[SPARK-30252][SQL] Disallow negative scale of Decimal #26881

Ngone51 · 2019-12-13T09:48:45Z

What changes were proposed in this pull request?

This PR propose to disallow negative scale of Decimal in Spark. And this PR brings two behavior changes:

for literals like 1.23E4BD or 1.23E4(with spark.sql.legacy.exponentLiteralAsDecimal.enabled=true, see SPARK-29956), we set its (precision, scale) to (5, 0) rather than (3, -2);
add negative scale check inside the decimal method if it exposes to set scale explicitly. If check fails, AnalysisException throws.

And user could still use spark.sql.legacy.allowNegativeScaleOfDecimal.enabled to restore the previous behavior.

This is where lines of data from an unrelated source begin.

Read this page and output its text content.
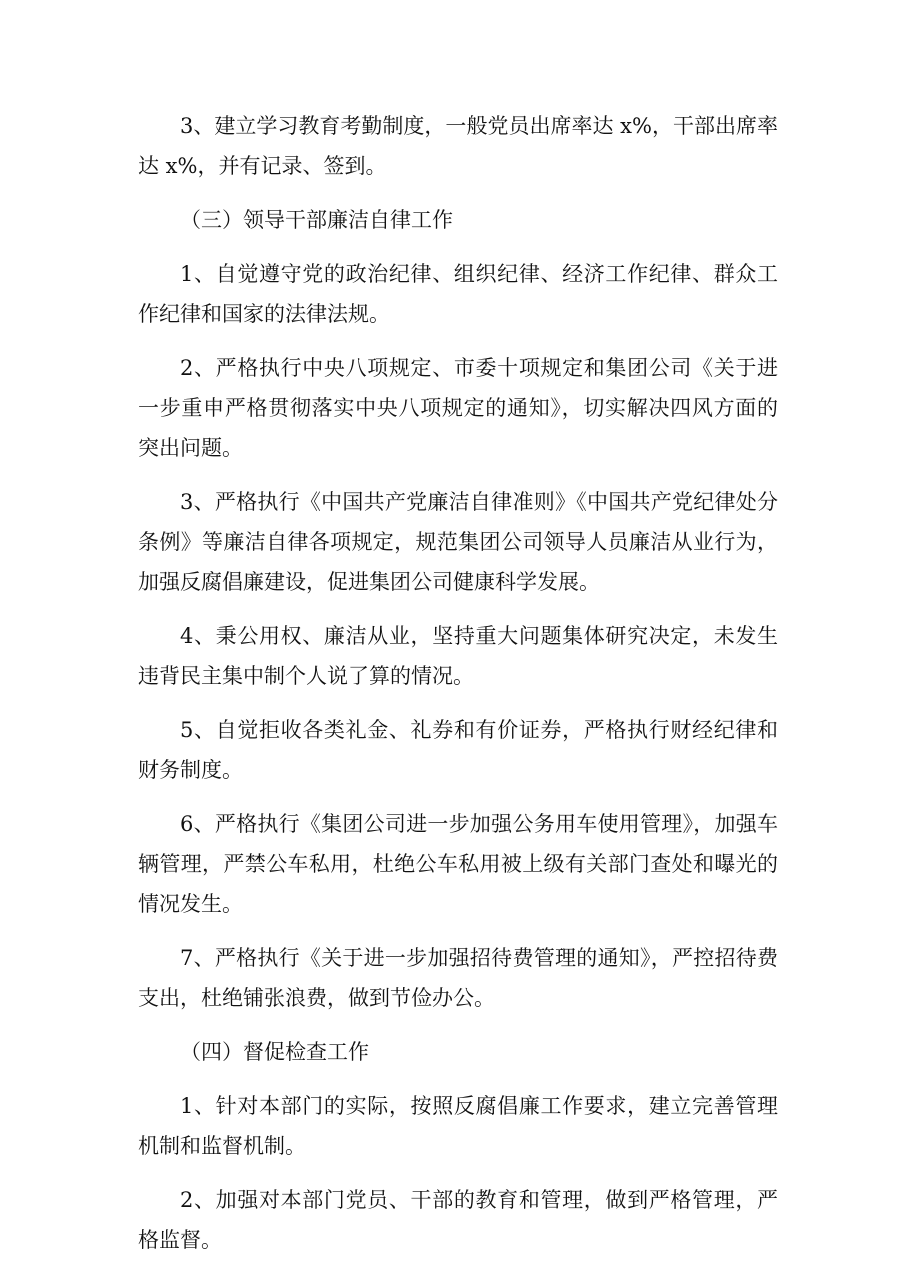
3、建立学习教育考勤制度，一般党员出席率达 x%，干部出席率达 x%，并有记录、签到。

（三）领导干部廉洁自律工作

1、自觉遵守党的政治纪律、组织纪律、经济工作纪律、群众工作纪律和国家的法律法规。

2、严格执行中央八项规定、市委十项规定和集团公司《关于进一步重申严格贯彻落实中央八项规定的通知》，切实解决四风方面的突出问题。

3、严格执行《中国共产党廉洁自律准则》《中国共产党纪律处分条例》等廉洁自律各项规定，规范集团公司领导人员廉洁从业行为，加强反腐倡廉建设，促进集团公司健康科学发展。

4、秉公用权、廉洁从业，坚持重大问题集体研究决定，未发生违背民主集中制个人说了算的情况。

5、自觉拒收各类礼金、礼券和有价证券，严格执行财经纪律和财务制度。

6、严格执行《集团公司进一步加强公务用车使用管理》，加强车辆管理，严禁公车私用，杜绝公车私用被上级有关部门查处和曝光的情况发生。

7、严格执行《关于进一步加强招待费管理的通知》，严控招待费支出，杜绝铺张浪费，做到节俭办公。

（四）督促检查工作

1、针对本部门的实际，按照反腐倡廉工作要求，建立完善管理机制和监督机制。

2、加强对本部门党员、干部的教育和管理，做到严格管理，严格监督。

Why are the changes needed?

According to SQL standard,

4.4.2 Characteristics of numbers
An exact numeric type has a precision P and a scale S. P is a positive integer that determines the number of significant digits in a particular radix R, where R is either 2 or 10. S is a non-negative integer.

scale of Decimal should always be non-negative. And other mainstream databases, like Presto, PostgreSQL, also don't allow negative scale.

Presto:

presto:default> create table t (i decimal(2, -1));
Query 20191213_081238_00017_i448h failed: line 1:30: mismatched input '-'. Expecting: <integer>, <type>
create table t (i decimal(2, -1))

PostgrelSQL:

postgres=# create table t(i decimal(2, -1));
ERROR:  NUMERIC scale -1 must be between 0 and precision 2
LINE 1: create table t(i decimal(2, -1));
                         ^

And, actually, Spark itself already doesn't allow to create table with negative decimal types using SQL:

scala> spark.sql("create table t(i decimal(2, -1))");
org.apache.spark.sql.catalyst.parser.ParseException:
no viable alternative at input 'create table t(i decimal(2, -'(line 1, pos 28)

== SQL ==
create table t(i decimal(2, -1))
----------------------------^^^

  at org.apache.spark.sql.catalyst.parser.ParseException.withCommand(ParseDriver.scala:263)
  at org.apache.spark.sql.catalyst.parser.AbstractSqlParser.parse(ParseDriver.scala:130)
  at org.apache.spark.sql.execution.SparkSqlParser.parse(SparkSqlParser.scala:48)
  at org.apache.spark.sql.catalyst.parser.AbstractSqlParser.parsePlan(ParseDriver.scala:76)
  at org.apache.spark.sql.SparkSession.$anonfun$sql$1(SparkSession.scala:605)
  at org.apache.spark.sql.catalyst.QueryPlanningTracker.measurePhase(QueryPlanningTracker.scala:111)
  at org.apache.spark.sql.SparkSession.sql(SparkSession.scala:605)
  ... 35 elided

However, it is still possible to create such table or DatFrame using Spark SQL programming API:

scala> val tb =
 CatalogTable(
  TableIdentifier("test", None),
  CatalogTableType.MANAGED, 
  CatalogStorageFormat.empty, 
  StructType(StructField("i", DecimalType(2, -1) ) :: Nil))

scala> spark.sql("SELECT 1.23E4BD")
res2: org.apache.spark.sql.DataFrame = [1.23E+4: decimal(3,-2)]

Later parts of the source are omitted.